Aktuelle Nachrichten in der Coronakrise: Länder drängen auf Testpflicht

Die Bundesregierung ist unter Druck, Reiserückkehrende zu Coronatests zu verpflichten. Wolfang Schäuble sieht kein Problem, Geimpfte zu bevorzugen. Die Inzidenz steigt.

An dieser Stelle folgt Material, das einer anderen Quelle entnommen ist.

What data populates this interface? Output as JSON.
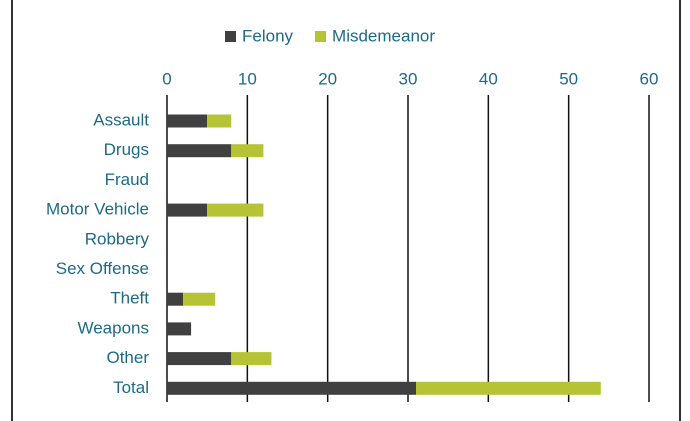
{
  "chart_data": {
    "type": "bar",
    "orientation": "horizontal",
    "stacked": true,
    "categories": [
      "Assault",
      "Drugs",
      "Fraud",
      "Motor Vehicle",
      "Robbery",
      "Sex Offense",
      "Theft",
      "Weapons",
      "Other",
      "Total"
    ],
    "series": [
      {
        "name": "Felony",
        "color": "#404040",
        "values": [
          5,
          8,
          0,
          5,
          0,
          0,
          2,
          3,
          8,
          31
        ]
      },
      {
        "name": "Misdemeanor",
        "color": "#b5c334",
        "values": [
          3,
          4,
          0,
          7,
          0,
          0,
          4,
          0,
          5,
          23
        ]
      }
    ],
    "xlim": [
      0,
      60
    ],
    "xticks": [
      0,
      10,
      20,
      30,
      40,
      50,
      60
    ],
    "grid": true,
    "legend": "top"
  }
}
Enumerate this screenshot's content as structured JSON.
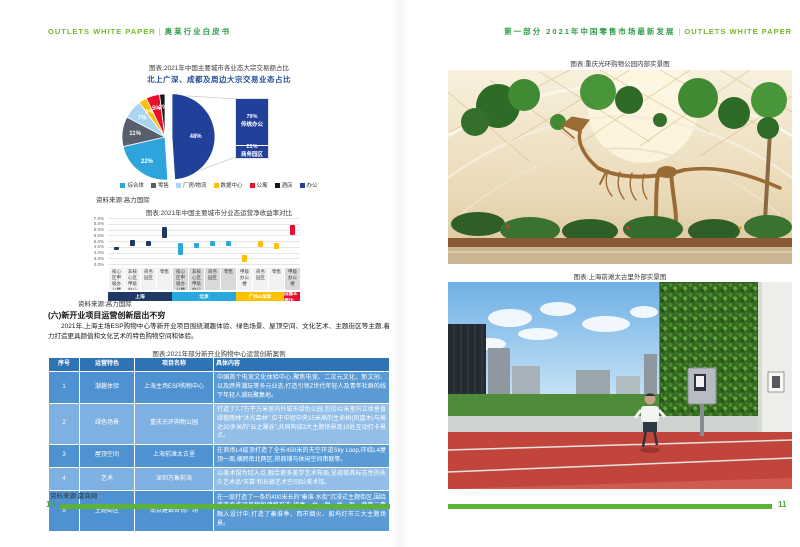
{
  "colors": {
    "accent_green": "#5CB335",
    "header_green_en": "#76B82A",
    "header_green_cn": "#2F9E49",
    "title_blue": "#1F4E9C",
    "table_header_blue": "#2E74B5",
    "table_row_blue": "#5B9BD5",
    "table_row_light_blue": "#92BEE8"
  },
  "left_page": {
    "header": {
      "en": "OUTLETS  WHITE PAPER",
      "sep": "|",
      "cn": "奥莱行业白皮书"
    },
    "pie_caption": "图表:2021年中国主要城市各业态大宗交易额占比",
    "source_colliers_1": "资料来源:高力国际",
    "bar_caption": "图表:2021年中国主要城市分业态运营净收益率对比",
    "source_colliers_2": "资料来源:高力国际",
    "section_heading": "(六)新开业项目运营创新层出不穷",
    "paragraph": "2021年,上海主场ESP购物中心等新开业项目围绕潮趣体验、绿色场景、屋顶空间、文化艺术、主题街区等主题,着力打造更具颜值和文化艺术的特色购物空间和体验。",
    "table_caption": "图表:2021年部分新开业购物中心运营创新案例",
    "table": {
      "headers": [
        "序号",
        "运营特色",
        "项目名称",
        "具体内容"
      ],
      "rows": [
        [
          "1",
          "潮趣体验",
          "上海主场ESP购物中心",
          "中国首个电竞文化体验中心,聚焦电竞、二次元文化、新文创、以及跨界潮玩等多元业态,打造引领Z世代年轻人及青年社群的线下年轻人潮玩聚集地。"
        ],
        [
          "2",
          "绿色场景",
          "重庆光环购物公园",
          "打造了7.7万平方米室内外城市绿色公园,包括42米室内立体垂直绿植雨林“沐光森林”,位于中庭中央15米高的生命树(凤凰木)与高达20多米的“云之瀑谷”,共同构成3大主题场景及18处互动打卡景点。"
        ],
        [
          "3",
          "屋顶空间",
          "上海前滩太古里",
          "在商场L4层顶打造了全长450米的天空环道Sky Loop,环绕L4屋顶一周,横跨南北两区,将商铺与休闲空间串联等。"
        ],
        [
          "4",
          "艺术",
          "深圳万象前海",
          "以美术馆为切入点,融合更多美学艺术布局,呈现极具标志性的永久艺术品“天幕”和长廊艺术空间B2美术馆。"
        ],
        [
          "5",
          "主题街区",
          "南京建邺吾悦广场",
          "在一层打造了一条约400米长的“秦淮·水街”沉浸式主题街区,围绕南京秦淮河风貌和建筑形态,将亭、台、廊、桥、街、巷等元素融入设计中,打造了秦淮季、西市烟火、船坞灯市三大主题场景。"
        ]
      ]
    },
    "source_winshang": "资料来源:赢商网",
    "page_number": "10"
  },
  "right_page": {
    "header": {
      "cn": "第一部分    2021年中国零售市场最新发展",
      "sep": "|",
      "en": "OUTLETS  WHITE PAPER"
    },
    "photo1_caption": "图表:重庆光环购物公园内部实景图",
    "photo2_caption": "图表:上海前滩太古里外部实景图",
    "page_number": "11"
  },
  "chart_data": [
    {
      "type": "pie",
      "title": "北上广深、成都及周边大宗交易业态占比",
      "slices": [
        {
          "label": "办公",
          "value": 48,
          "color": "#21409A",
          "explode": true
        },
        {
          "label": "综合体",
          "value": 22,
          "color": "#2FA3DC"
        },
        {
          "label": "零售",
          "value": 11,
          "color": "#565F6B"
        },
        {
          "label": "厂房/物流",
          "value": 7,
          "color": "#A9D5F0"
        },
        {
          "label": "数据中心",
          "value": 3,
          "color": "#FFC000"
        },
        {
          "label": "公寓",
          "value": 5,
          "color": "#E8112D"
        },
        {
          "label": "酒店",
          "value": 2,
          "color": "#17171B"
        }
      ],
      "legend": [
        "综合体",
        "零售",
        "厂房/物流",
        "数据中心",
        "公寓",
        "酒店",
        "办公"
      ],
      "callout": {
        "color": "#21409A",
        "segments": [
          {
            "pct": "79%",
            "label": "传统办公",
            "share": 0.79
          },
          {
            "pct": "21%",
            "label": "商务园区",
            "share": 0.21
          }
        ]
      }
    },
    {
      "type": "range_bar",
      "title": "2021年中国主要城市分业态运营净收益率对比",
      "ylim": [
        3.0,
        7.0
      ],
      "yticks": [
        "7.0%",
        "6.5%",
        "6.0%",
        "5.5%",
        "5.0%",
        "4.5%",
        "4.0%",
        "3.5%",
        "3.0%"
      ],
      "grid": true,
      "groups": [
        {
          "name": "上海",
          "color": "#1F3864",
          "items": [
            {
              "label": "核心区甲级办公楼",
              "range": [
                4.2,
                4.5
              ]
            },
            {
              "label": "非核心区甲级办公楼",
              "range": [
                4.6,
                5.1
              ]
            },
            {
              "label": "商务园区",
              "range": [
                4.6,
                5.0
              ]
            },
            {
              "label": "零售",
              "range": [
                5.3,
                6.2
              ]
            }
          ]
        },
        {
          "name": "北京",
          "color": "#29A8E0",
          "items": [
            {
              "label": "核心区甲级办公楼",
              "range": [
                3.8,
                4.8
              ]
            },
            {
              "label": "非核心区甲级办公楼",
              "range": [
                4.4,
                4.8
              ]
            },
            {
              "label": "商务园区",
              "range": [
                4.6,
                5.0
              ]
            },
            {
              "label": "零售",
              "range": [
                4.6,
                5.0
              ]
            }
          ]
        },
        {
          "name": "广州&深圳",
          "color": "#FFC000",
          "items": [
            {
              "label": "甲级办公楼",
              "range": [
                3.2,
                3.8
              ]
            },
            {
              "label": "商务园区",
              "range": [
                4.5,
                5.0
              ]
            },
            {
              "label": "零售",
              "range": [
                4.3,
                4.8
              ]
            }
          ]
        },
        {
          "name": "成都&周边",
          "color": "#E8112D",
          "items": [
            {
              "label": "甲级办公楼",
              "range": [
                5.5,
                6.4
              ]
            }
          ]
        }
      ]
    }
  ]
}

Ein Wattestäbchen wird in die nase einer Person geschoben

Wann kommt denn nun die Testpflicht? Die Länder machen Druck Foto: dpa

RKI korrigiert Infektionszahlen. Inzidenz steigt auf 16,0

Die bundesweite Sieben-Tage-Inzidenz bei den Corona-Neuinfektionen ist innerhalb eines Tages deutlich gestiegen und liegt nun bei 16,0. Wie das Robert-Koch-Institut am Donnerstag unter Berufung auf Angaben der Gesundheitsämter mitteilte, wurden binnen 24 Stunden 3.142 Neuinfektionen sowie 21 weitere Todesfälle im Zusammenhang mit Covid-19 registriert. Am Vortag betrug die Inzidenz noch 15. Vor einer Woche lag sie bei 12,2 und die Zahl der Neuansteckungen bei 1.890.

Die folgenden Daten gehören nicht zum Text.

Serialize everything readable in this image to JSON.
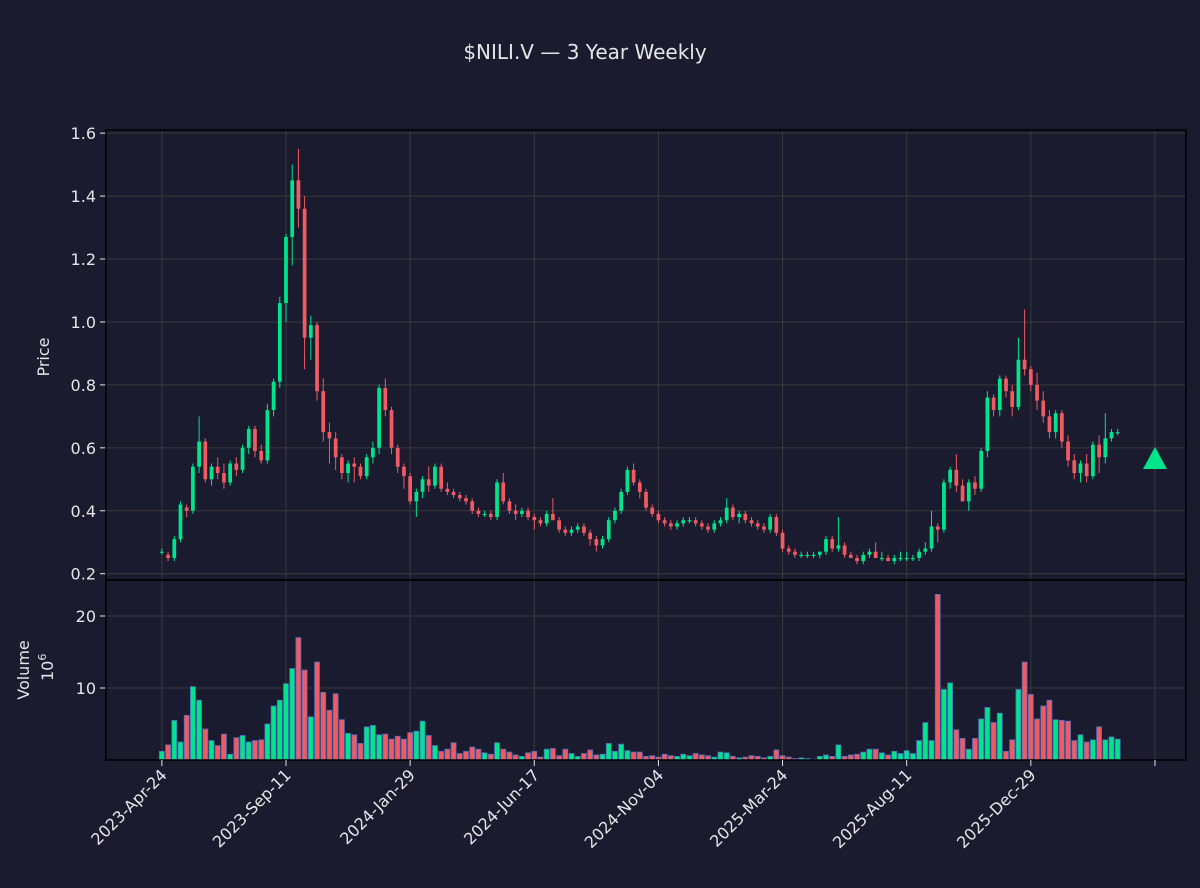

Die Sieben-Tage-Inzidenz ist ein wesentlicher Maßstab für die Verschärfung oder Lockerung von Corona-Auflagen. Sie gibt die Zahl der Neuinfektionen pro 100.000 Einwohner innerhalb einer Woche an. Am Donnerstagmorgen hatte das RKI zunächst falsche Infektionszahlen gemeldet. (afp)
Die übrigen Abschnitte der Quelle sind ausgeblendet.